La dernière actualité relative à la sortie impromptue et tout à fait injustifiable du chef de l’Etat contre l’Eglise catholique donne un écho au souci de nos deux auteurs. Comment un président de la République, conscient de ses responsabilités d’Etat, peut tenir des propos aussi légers contre la foi de nombreux de ses concitoyens. Mettre sur un même plan (instable) la géante et inopportune statue de la Renaissance africaine et les statues se trouvant dans les églises est un amalgame grossier et indigne d’un jeune élève, a fortiori d’un professeur d’université et chef d’Etat. Ce sont deux catégories totalement différentes. L’une relève du domaine de l’Etat et l’autre d’allégeances personnelles.
L’apôtre autoproclamé du dialogue islamo-chrétien montre ainsi les vraies motivations de son vicariat intéressé. Les musulmans et les chrétiens connaissent parfaitement leurs divergences du point de vue du dogme. En matière de divinité, les premiers professent le Tawhid (unicité de Dieu) tandis que les seconds croient en la Trinité (Dieu, Jésus Christ et le Saint Esprit). Mais, il n’empêche qu’ils se respectent mutuellement et vivent en harmonie au Sénégal. A chacun sa religion (Lakoum diinikoum wa liya diini). Cette pluralité de convictions ne doit point être un lit d’affrontements identitaires. C’est une dangereuse confusion.

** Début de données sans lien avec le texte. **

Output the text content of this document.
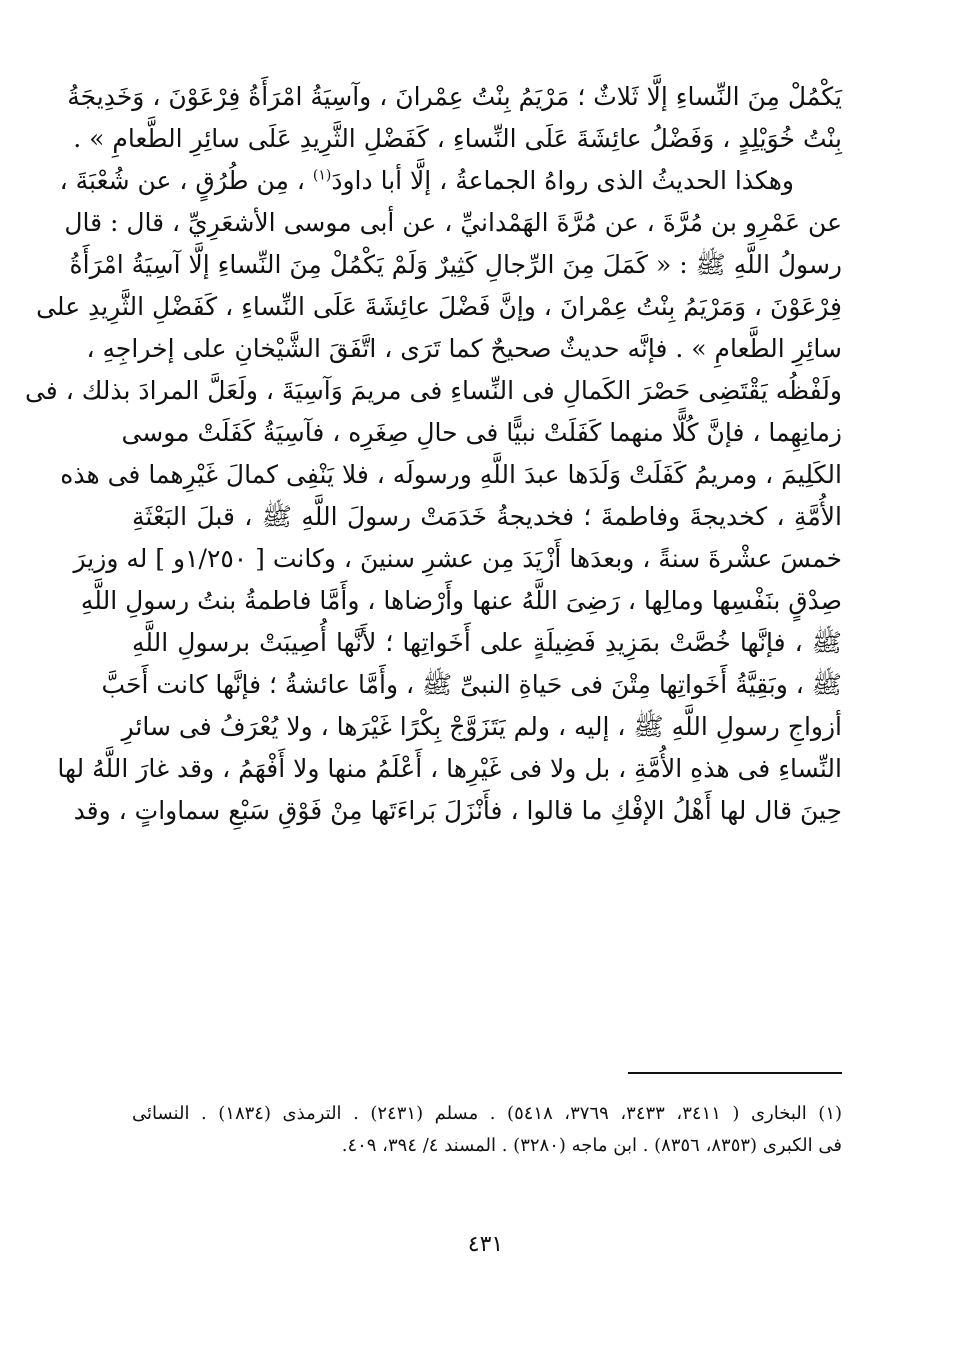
يَكْمُلْ مِنَ النِّساءِ إلَّا ثَلاثٌ ؛ مَرْيَمُ بِنْتُ عِمْرانَ ، وآسِيَةُ امْرَأَةُ فِرْعَوْنَ ، وَخَدِيجَةُ
بِنْتُ خُوَيْلِدٍ ، وَفَضْلُ عائِشَةَ عَلَى النِّساءِ ، كَفَضْلِ الثَّرِيدِ عَلَى سائِرِ الطَّعامِ » .
وهكذا الحديثُ الذى رواهُ الجماعةُ ، إلَّا أبا داودَ$^{(١)}$ ، مِن طُرُقٍ ، عن شُعْبَةَ ،
عن عَمْرِو بن مُرَّةَ ، عن مُرَّةَ الهَمْدانيِّ ، عن أبى موسى الأشعَرِيِّ ، قال : قال
رسولُ اللَّهِ ﷺ : « كَمَلَ مِنَ الرِّجالِ كَثِيرٌ وَلَمْ يَكْمُلْ مِنَ النِّساءِ إلَّا آسِيَةُ امْرَأَةُ
فِرْعَوْنَ ، وَمَرْيَمُ بِنْتُ عِمْرانَ ، وإنَّ فَضْلَ عائِشَةَ عَلَى النِّساءِ ، كَفَضْلِ الثَّرِيدِ على
سائِرِ الطَّعامِ » . فإنَّه حديثٌ صحيحٌ كما تَرَى ، اتَّفَقَ الشَّيْخانِ على إخراجِهِ ،
ولَفْظُه يَقْتَضِى حَصْرَ الكَمالِ فى النِّساءِ فى مريمَ وَآسِيَةَ ، ولَعَلَّ المرادَ بذلك ، فى
زمانِهِما ، فإنَّ كُلًّا منهما كَفَلَتْ نبيًّا فى حالِ صِغَرِه ، فآسِيَةُ كَفَلَتْ موسى
الكَلِيمَ ، ومريمُ كَفَلَتْ وَلَدَها عبدَ اللَّهِ ورسولَه ، فلا يَنْفِى كمالَ غَيْرِهما فى هذه
الأُمَّةِ ، كخديجةَ وفاطمةَ ؛ فخديجةُ خَدَمَتْ رسولَ اللَّهِ ﷺ ، قبلَ البَعْثَةِ
خمسَ عشْرةَ سنةً ، وبعدَها أَزْيَدَ مِن عشرِ سنينَ ، وكانت [ ١/٢٥٠و ] له وزيرَ
صِدْقٍ بنَفْسِها ومالِها ، رَضِىَ اللَّهُ عنها وأَرْضاها ، وأَمَّا فاطمةُ بنتُ رسولِ اللَّهِ
ﷺ ، فإنَّها خُصَّتْ بمَزِيدِ فَضِيلَةٍ على أَخَواتِها ؛ لأَنَّها أُصِيبَتْ برسولِ اللَّهِ
ﷺ ، وبَقِيَّةُ أَخَواتِها مِتْنَ فى حَياةِ النبىِّ ﷺ ، وأَمَّا عائشةُ ؛ فإنَّها كانت أَحَبَّ
أزواجِ رسولِ اللَّهِ ﷺ ، إليه ، ولم يَتَزَوَّجْ بِكْرًا غَيْرَها ، ولا يُعْرَفُ فى سائرِ
النِّساءِ فى هذهِ الأُمَّةِ ، بل ولا فى غَيْرِها ، أَعْلَمُ منها ولا أَفْهَمُ ، وقد غارَ اللَّهُ لها
حِينَ قال لها أَهْلُ الإفْكِ ما قالوا ، فأَنْزَلَ بَراءَتَها مِنْ فَوْقِ سَبْعِ سماواتٍ ، وقد
(١) البخارى ( ٣٤١١، ٣٤٣٣، ٣٧٦٩، ٥٤١٨) . مسلم (٢٤٣١) . الترمذى (١٨٣٤) . النسائى
فى الكبرى (٨٣٥٣، ٨٣٥٦) . ابن ماجه (٣٢٨٠) . المسند ٤/ ٣٩٤، ٤٠٩.
٤٣١
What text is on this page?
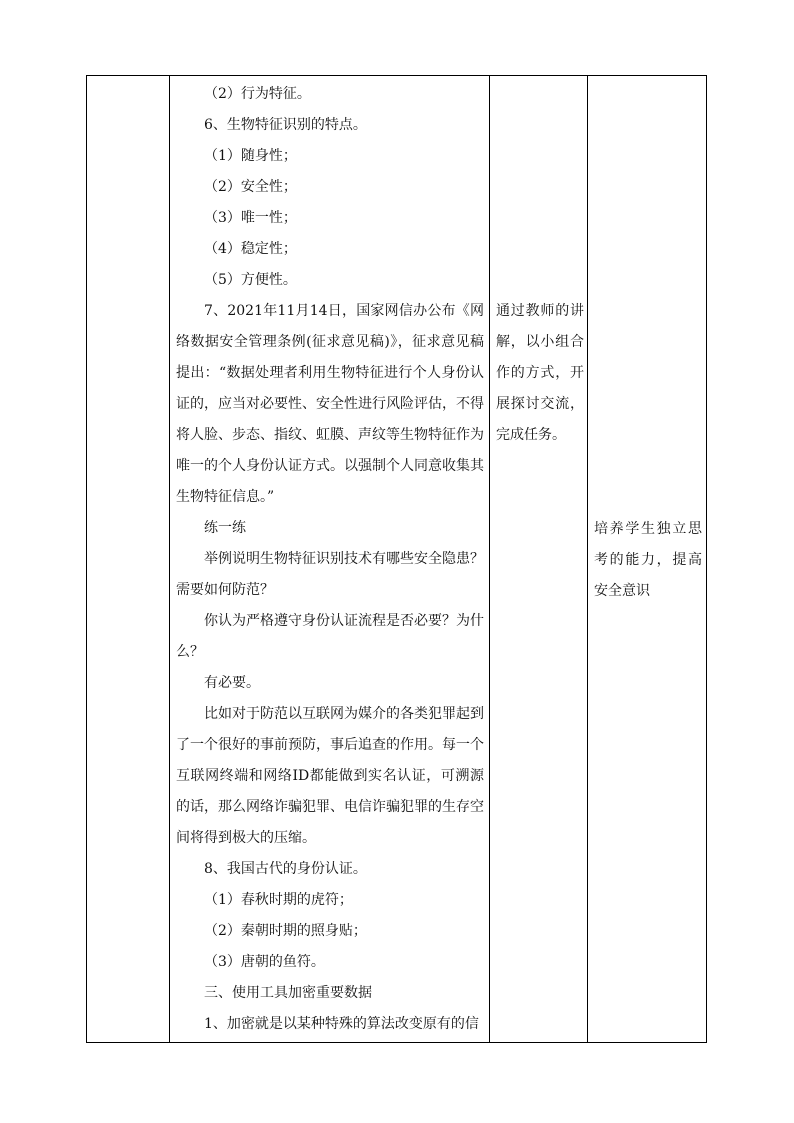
（2）行为特征。

6、生物特征识别的特点。

（1）随身性；

（2）安全性；

（3）唯一性；

（4）稳定性；

（5）方便性。

7、2021年11月14日，国家网信办公布《网络数据安全管理条例(征求意见稿)》，征求意见稿提出：“数据处理者利用生物特征进行个人身份认证的，应当对必要性、安全性进行风险评估，不得将人脸、步态、指纹、虹膜、声纹等生物特征作为唯一的个人身份认证方式。以强制个人同意收集其生物特征信息。”

练一练

举例说明生物特征识别技术有哪些安全隐患？需要如何防范？

你认为严格遵守身份认证流程是否必要？为什么？

有必要。

比如对于防范以互联网为媒介的各类犯罪起到了一个很好的事前预防，事后追查的作用。每一个互联网终端和网络ID都能做到实名认证，可溯源的话，那么网络诈骗犯罪、电信诈骗犯罪的生存空间将得到极大的压缩。

8、我国古代的身份认证。

（1）春秋时期的虎符；

（2）秦朝时期的照身贴；

（3）唐朝的鱼符。

三、使用工具加密重要数据

1、加密就是以某种特殊的算法改变原有的信

通过教师的讲解，以小组合作的方式，开展探讨交流，完成任务。

培养学生独立思考的能力，提高安全意识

En regardant le dictionnaire, on se rend compte que le mot «tas» signifie accumulation de choses mises ensemble les unes sur les autres. Pour synonyme, on peut avoir : confusion, amas, mélange, tohu-bohu, décombres entre autres. Remarquez comment les propos du n°1 des Sénégalais recoupent souvent ces synonymes du vocable «tas». Un autre exemple. On a entendu un jour Abdoulaye Wade, auquel on reprochait de trop voyager répondre tout de go : «Mais Youssou Ndour (devenu entre temps son ex-ami) voyage plus que moi et vous ne vous en plaignez pas.» Quel argument !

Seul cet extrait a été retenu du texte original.